What is a credit card freeze? This is a credit card lock down of your report that prohibits anybody including you in having an access to your credit card. As soon as you place a freeze in your credit card account it becomes unavailable to credit card issuers, lenders and even employers. The freeze makes your credit card file inaccessible even for you unless you use a special PIN (Personal Identification Number) to lift the freeze.

A credit card freeze protects you from uncontrollable spending and from credit fraud which are both important for your personal safety and credit card rating. For whatever reasons that anybody can have the credit card “freeze” period can allow you to make a wise decision before the account is usable again.

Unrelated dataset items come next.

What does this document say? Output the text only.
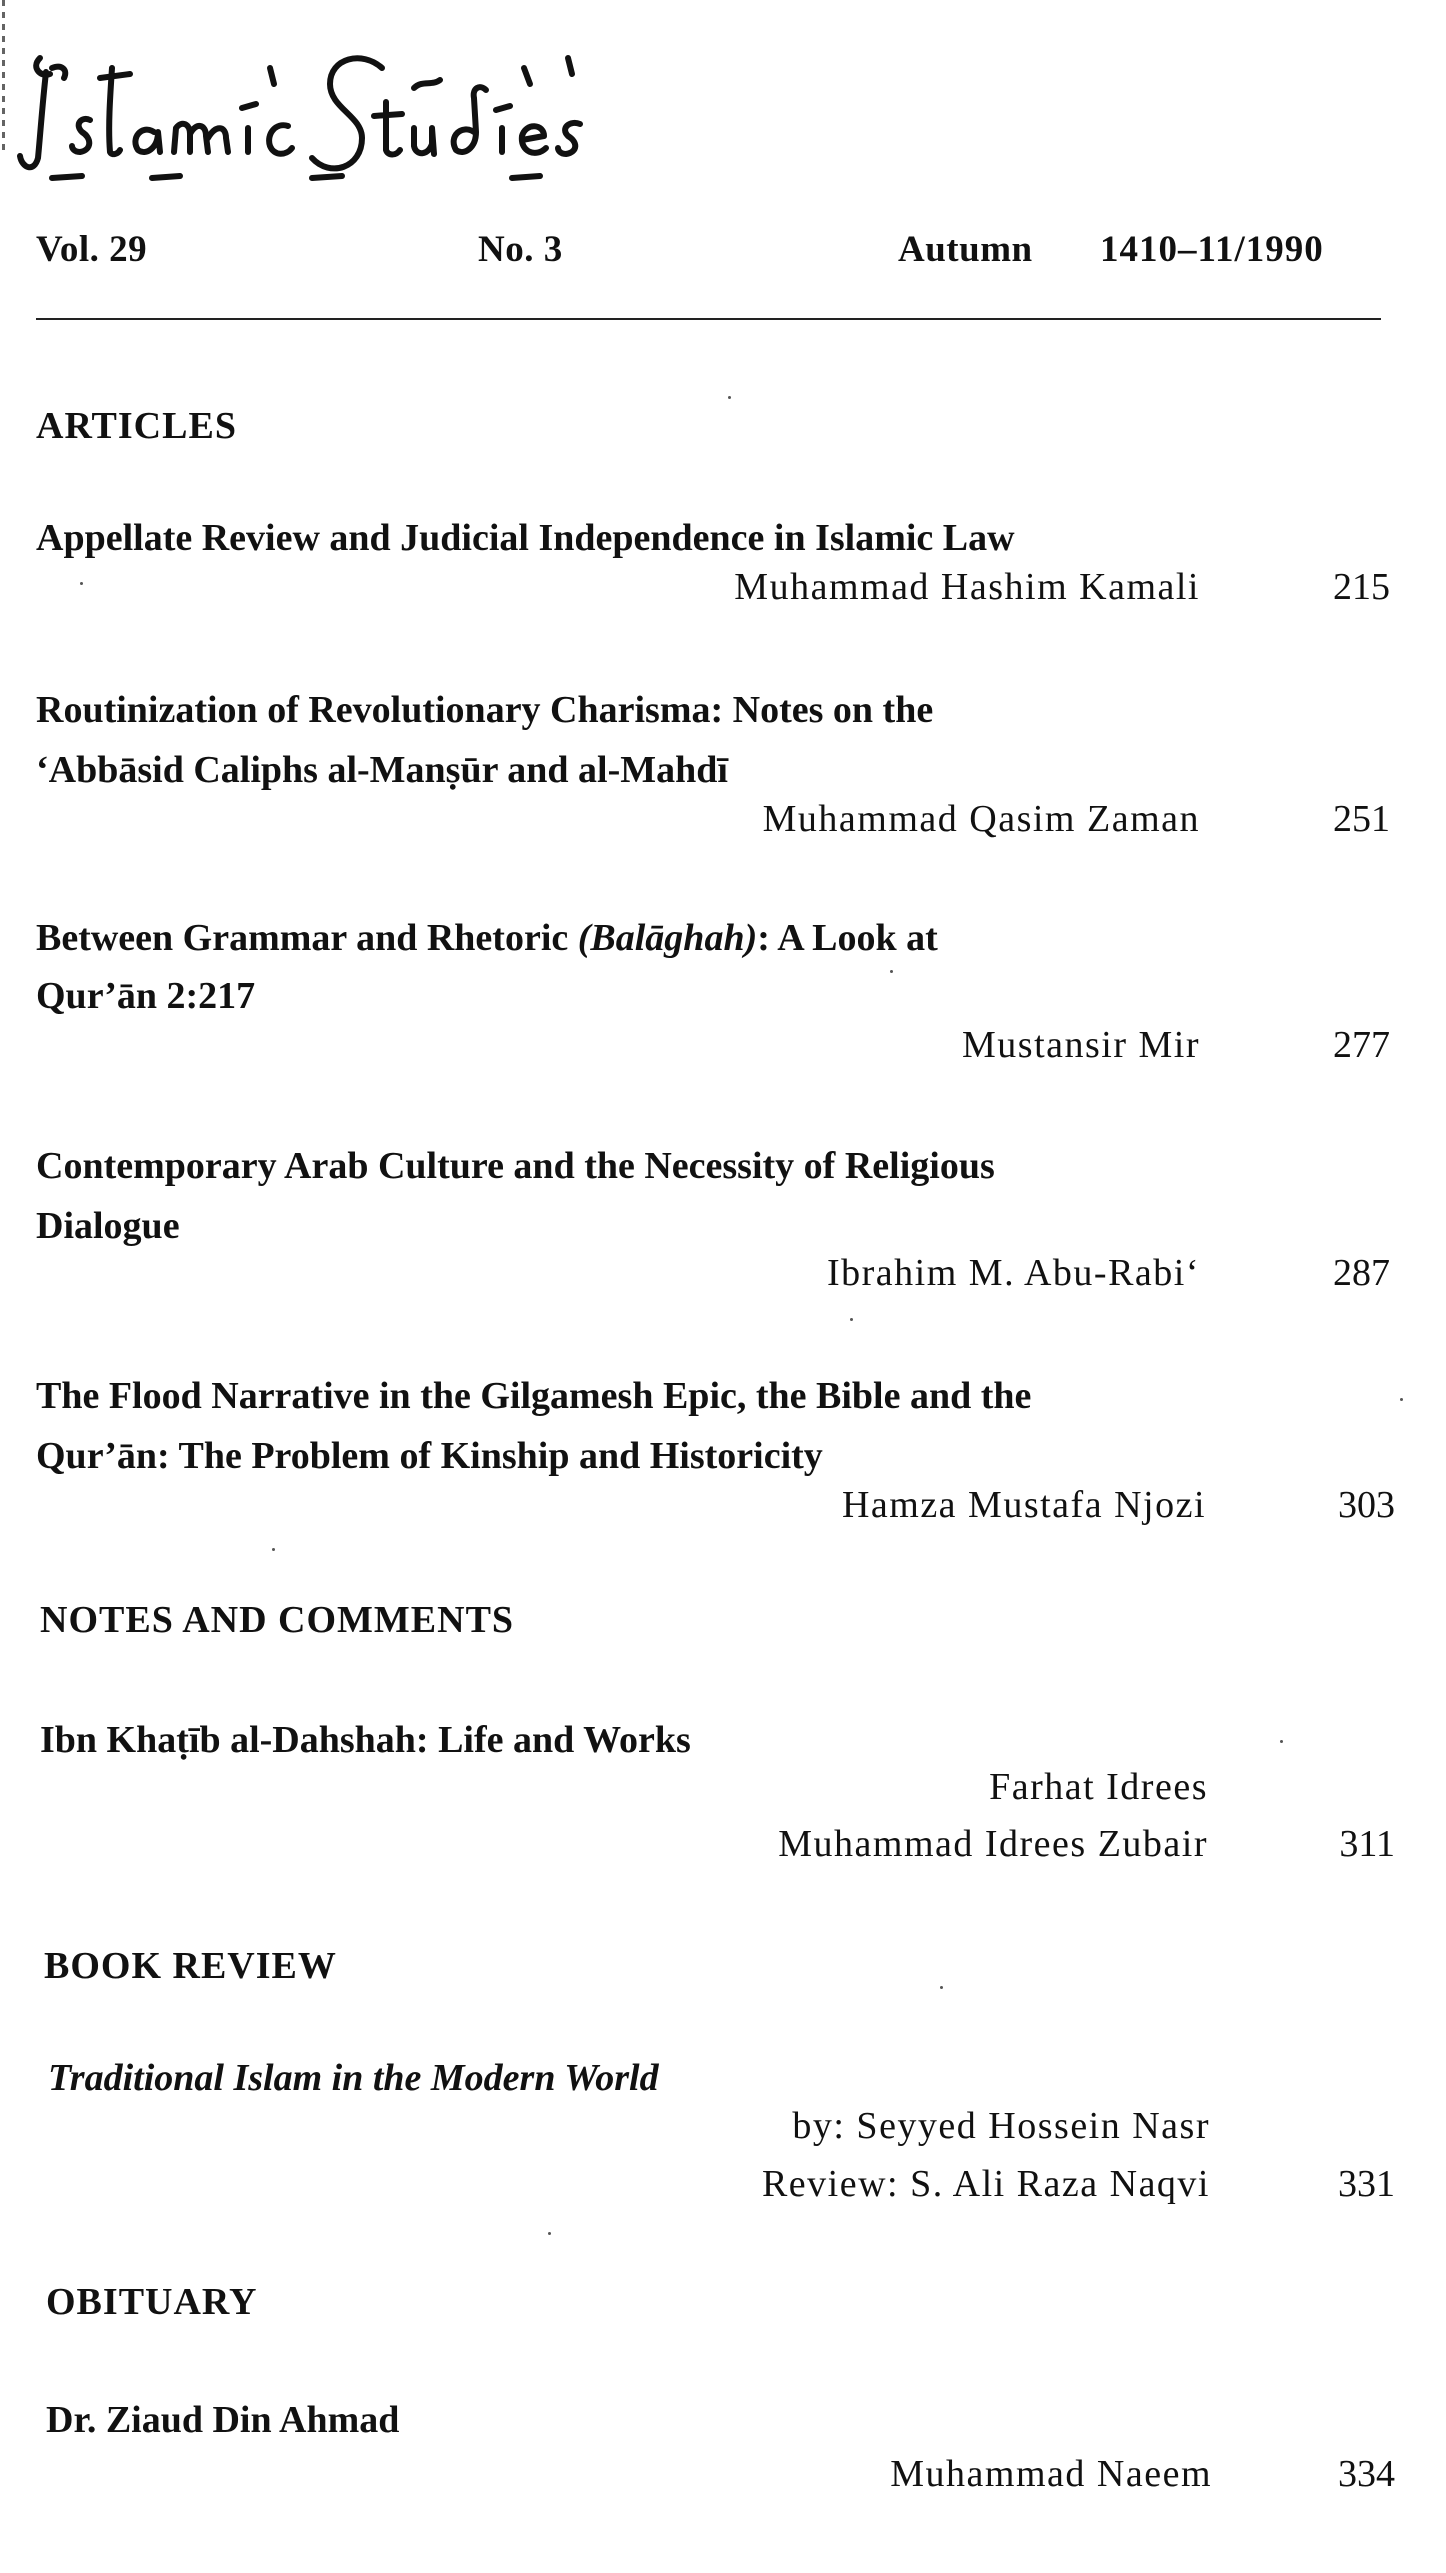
Vol. 29	No. 3	Autumn 1410–11/1990
ARTICLES
Appellate Review and Judicial Independence in Islamic Law
Muhammad Hashim Kamali	215
Routinization of Revolutionary Charisma: Notes on the
‘Abbāsid Caliphs al-Manṣūr and al-Mahdī
Muhammad Qasim Zaman	251
Between Grammar and Rhetoric (Balāghah): A Look at
Qur’ān 2:217
Mustansir Mir	277
Contemporary Arab Culture and the Necessity of Religious
Dialogue
Ibrahim M. Abu-Rabi‘	287
The Flood Narrative in the Gilgamesh Epic, the Bible and the
Qur’ān: The Problem of Kinship and Historicity
Hamza Mustafa Njozi	303
NOTES AND COMMENTS
Ibn Khaṭīb al-Dahshah: Life and Works
Farhat Idrees
Muhammad Idrees Zubair	311
BOOK REVIEW
Traditional Islam in the Modern World
by: Seyyed Hossein Nasr
Review: S. Ali Raza Naqvi	331
OBITUARY
Dr. Ziaud Din Ahmad
Muhammad Naeem	334
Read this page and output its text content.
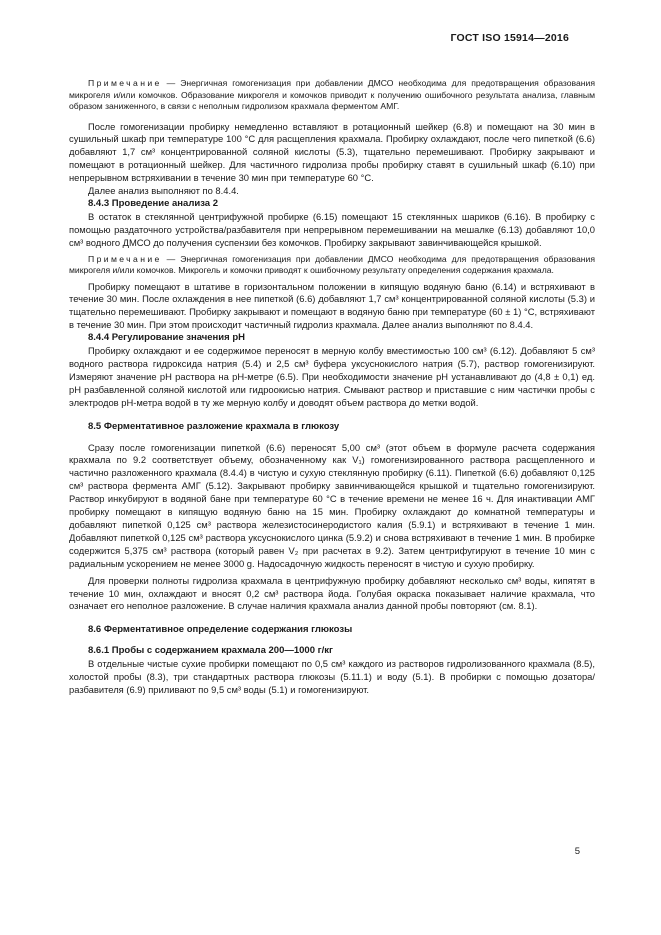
ГОСТ ISO 15914—2016

Примечание — Энергичная гомогенизация при добавлении ДМСО необходима для предотвращения образования микрогеля и/или комочков. Образование микрогеля и комочков приводит к получению ошибочного результата анализа, главным образом заниженного, в связи с неполным гидролизом крахмала ферментом АМГ.

После гомогенизации пробирку немедленно вставляют в ротационный шейкер (6.8) и помещают на 30 мин в сушильный шкаф при температуре 100 °С для расщепления крахмала. Пробирку охлаждают, после чего пипеткой (6.6) добавляют 1,7 см³ концентрированной соляной кислоты (5.3), тщательно перемешивают. Пробирку закрывают и помещают в ротационный шейкер. Для частичного гидролиза пробы пробирку ставят в сушильный шкаф (6.10) при непрерывном встряхивании в течение 30 мин при температуре 60 °С.

Далее анализ выполняют по 8.4.4.

8.4.3 Проведение анализа 2

В остаток в стеклянной центрифужной пробирке (6.15) помещают 15 стеклянных шариков (6.16). В пробирку с помощью раздаточного устройства/разбавителя при непрерывном перемешивании на мешалке (6.13) добавляют 10,0 см³ водного ДМСО до получения суспензии без комочков. Пробирку закрывают завинчивающейся крышкой.

Примечание — Энергичная гомогенизация при добавлении ДМСО необходима для предотвращения образования микрогеля и/или комочков. Микрогель и комочки приводят к ошибочному результату определения содержания крахмала.

Пробирку помещают в штативе в горизонтальном положении в кипящую водяную баню (6.14) и встряхивают в течение 30 мин. После охлаждения в нее пипеткой (6.6) добавляют 1,7 см³ концентрированной соляной кислоты (5.3) и тщательно перемешивают. Пробирку закрывают и помещают в водяную баню при температуре (60 ± 1) °С, встряхивают в течение 30 мин. При этом происходит частичный гидролиз крахмала. Далее анализ выполняют по 8.4.4.

8.4.4 Регулирование значения рН

Пробирку охлаждают и ее содержимое переносят в мерную колбу вместимостью 100 см³ (6.12). Добавляют 5 см³ водного раствора гидроксида натрия (5.4) и 2,5 см³ буфера уксуснокислого натрия (5.7), раствор гомогенизируют. Измеряют значение рН раствора на рН-метре (6.5). При необходимости значение рН устанавливают до (4,8 ± 0,1) ед. рН разбавленной соляной кислотой или гидроокисью натрия. Смывают раствор и приставшие с ним частички пробы с электродов рН-метра водой в ту же мерную колбу и доводят объем раствора до метки водой.

8.5 Ферментативное разложение крахмала в глюкозу

Сразу после гомогенизации пипеткой (6.6) переносят 5,00 см³ (этот объем в формуле расчета содержания крахмала по 9.2 соответствует объему, обозначенному как V₁) гомогенизированного раствора расщепленного и частично разложенного крахмала (8.4.4) в чистую и сухую стеклянную пробирку (6.11). Пипеткой (6.6) добавляют 0,125 см³ раствора фермента АМГ (5.12). Закрывают пробирку завинчивающейся крышкой и тщательно гомогенизируют. Раствор инкубируют в водяной бане при температуре 60 °С в течение времени не менее 16 ч. Для инактивации АМГ пробирку помещают в кипящую водяную баню на 15 мин. Пробирку охлаждают до комнатной температуры и добавляют пипеткой 0,125 см³ раствора железистосинеродистого калия (5.9.1) и встряхивают в течение 1 мин. Добавляют пипеткой 0,125 см³ раствора уксуснокислого цинка (5.9.2) и снова встряхивают в течение 1 мин. В пробирке содержится 5,375 см³ раствора (который равен V₂ при расчетах в 9.2). Затем центрифугируют в течение 10 мин с радиальным ускорением не менее 3000 g. Надосадочную жидкость переносят в чистую и сухую пробирку.

Для проверки полноты гидролиза крахмала в центрифужную пробирку добавляют несколько см³ воды, кипятят в течение 10 мин, охлаждают и вносят 0,2 см³ раствора йода. Голубая окраска показывает наличие крахмала, что означает его неполное разложение. В случае наличия крахмала анализ данной пробы повторяют (см. 8.1).

8.6 Ферментативное определение содержания глюкозы
8.6.1 Пробы с содержанием крахмала 200—1000 г/кг

В отдельные чистые сухие пробирки помещают по 0,5 см³ каждого из растворов гидролизованного крахмала (8.5), холостой пробы (8.3), три стандартных раствора глюкозы (5.11.1) и воду (5.1). В пробирки с помощью дозатора/разбавителя (6.9) приливают по 9,5 см³ воды (5.1) и гомогенизируют.

5
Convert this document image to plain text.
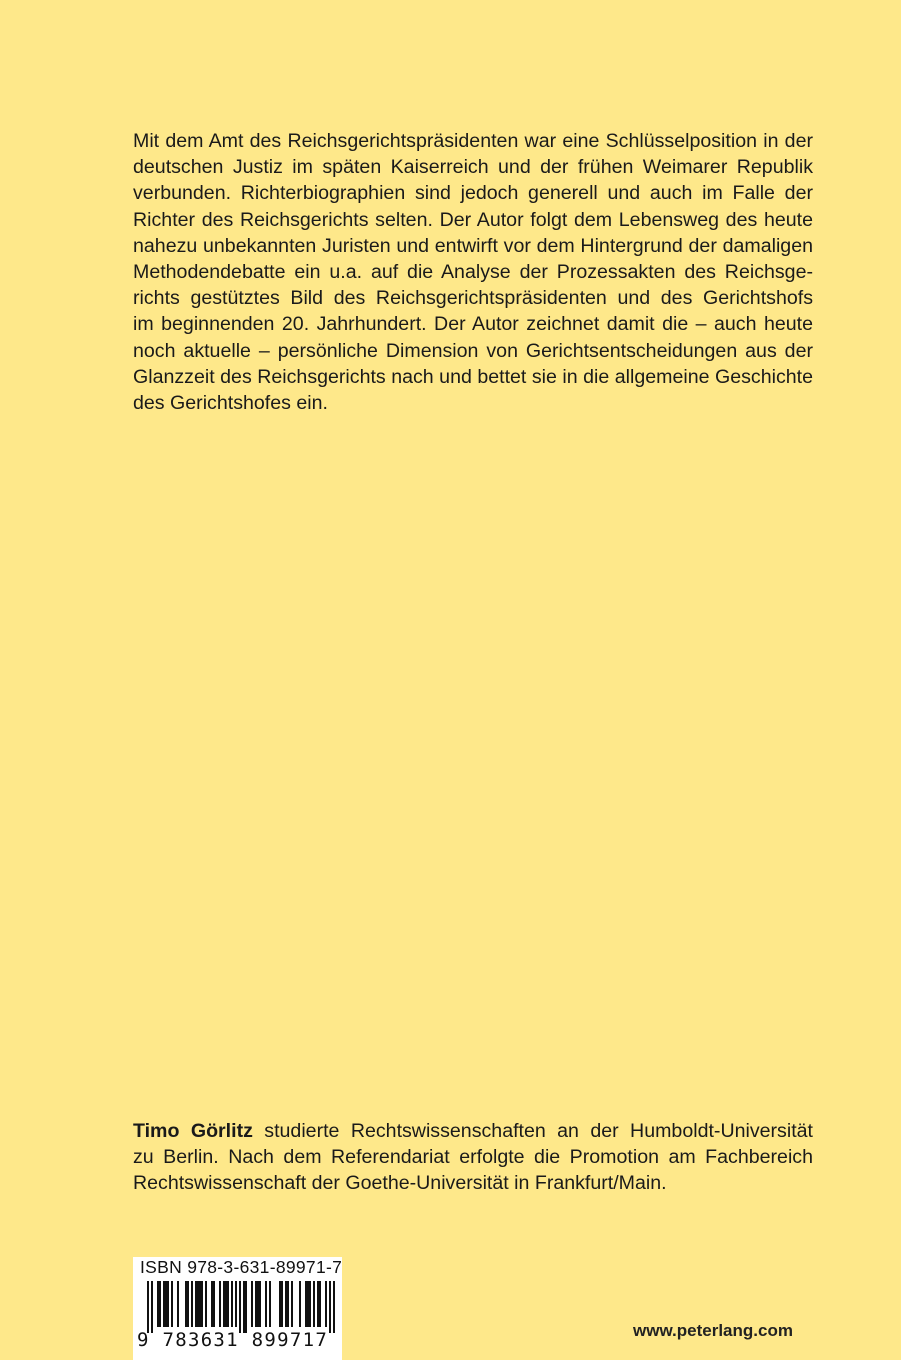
Mit dem Amt des Reichsgerichtspräsidenten war eine Schlüsselposition in der
deutschen Justiz im späten Kaiserreich und der frühen Weimarer Republik
verbunden. Richterbiographien sind jedoch generell und auch im Falle der
Richter des Reichsgerichts selten. Der Autor folgt dem Lebensweg des heute
nahezu unbekannten Juristen und entwirft vor dem Hintergrund der damaligen
Methodendebatte ein u.a. auf die Analyse der Prozessakten des Reichsge-
richts gestütztes Bild des Reichsgerichtspräsidenten und des Gerichtshofs
im beginnenden 20. Jahrhundert. Der Autor zeichnet damit die – auch heute
noch aktuelle – persönliche Dimension von Gerichtsentscheidungen aus der
Glanzzeit des Reichsgerichts nach und bettet sie in die allgemeine Geschichte
des Gerichtshofes ein.
Timo Görlitz studierte Rechtswissenschaften an der Humboldt-Universität
zu Berlin. Nach dem Referendariat erfolgte die Promotion am Fachbereich
Rechtswissenschaft der Goethe-Universität in Frankfurt/Main.
ISBN 978-3-631-89971-7
9 783631 899717	www.peterlang.com
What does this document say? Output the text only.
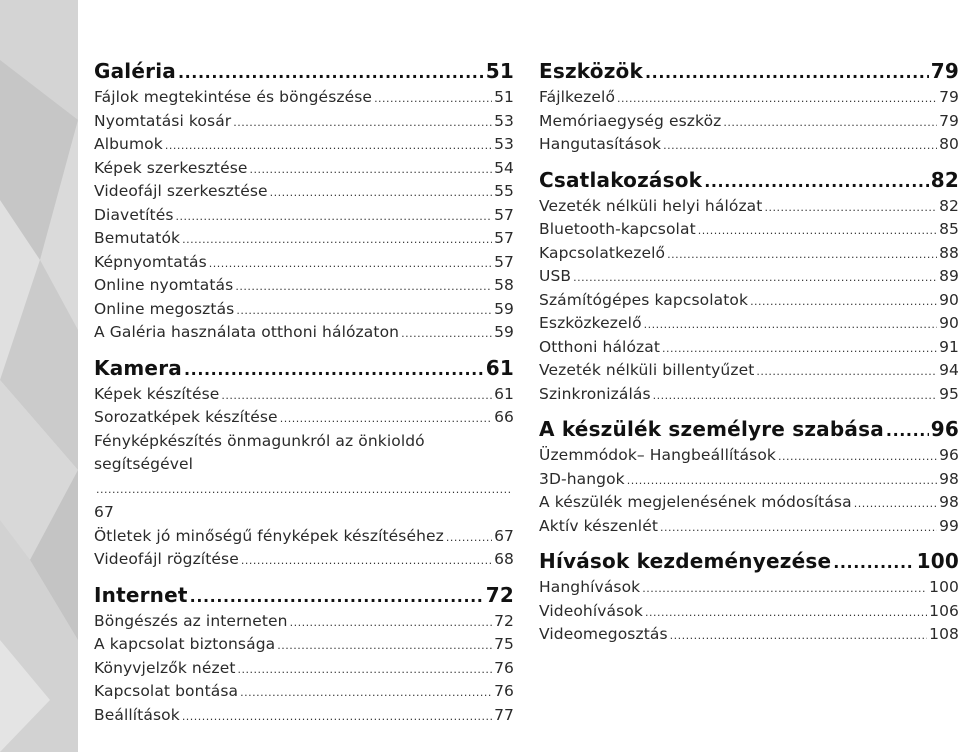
Galéria .....	51
Fájlok megtekintése és böngészése .....	51
Nyomtatási kosár .....	53
Albumok .....	53
Képek szerkesztése .....	54
Videofájl szerkesztése .....	55
Diavetítés .....	57
Bemutatók .....	57
Képnyomtatás .....	57
Online nyomtatás .....	58
Online megosztás .....	59
A Galéria használata otthoni hálózaton .....	59
Kamera .....	61
Képek készítése .....	61
Sorozatképek készítése .....	66
Fényképkészítés önmagunkról az önkioldó
segítségével
.....
67
Ötletek jó minőségű fényképek készítéséhez .....	67
Videofájl rögzítése .....	68
Internet .....	72
Böngészés az interneten .....	72
A kapcsolat biztonsága .....	75
Könyvjelzők nézet .....	76
Kapcsolat bontása .....	76
Beállítások .....	77
Eszközök .....	79
Fájlkezelő .....	79
Memóriaegység eszköz .....	79
Hangutasítások .....	80
Csatlakozások .....	82
Vezeték nélküli helyi hálózat .....	82
Bluetooth-kapcsolat .....	85
Kapcsolatkezelő .....	88
USB .....	89
Számítógépes kapcsolatok .....	90
Eszközkezelő .....	90
Otthoni hálózat .....	91
Vezeték nélküli billentyűzet .....	94
Szinkronizálás .....	95
A készülék személyre szabása ..... 96
Üzemmódok– Hangbeállítások .....	96
3D-hangok .....	98
A készülék megjelenésének módosítása .....	98
Aktív készenlét .....	99
Hívások kezdeményezése .....	100
Hanghívások .....	100
Videohívások .....	106
Videomegosztás .....	108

How do you freeze your credit card?

  • Get in touch with customer service by calling them. You are required to answer a set of security questions which is usually your date of birth, Social Security number, mother’s maiden name or a customized question. You also need to provide your credit card number for the account that you freeze.
  • For an easier search give the customer service representative detailed information about when and where you last used the card before it was frozen. If in case you are a victim of identity theft fraud then this information can be helpful in tracking down the person who used your card which in turn will lead to him being caught by those in authority.
  • Ask for credit card freeze on high interest credit card so that you can easily manage your credit card debts by limiting your access. You cannot unfreeze your account until the freeze period is over.
  • Use the credit card freeze time as an opportunity for you to pay your outstanding debts reducing them to zero if possible.
  • For credit cards that charge exorbitant annual fees or high rates of interest cancelling them is the wisest decision that you can make.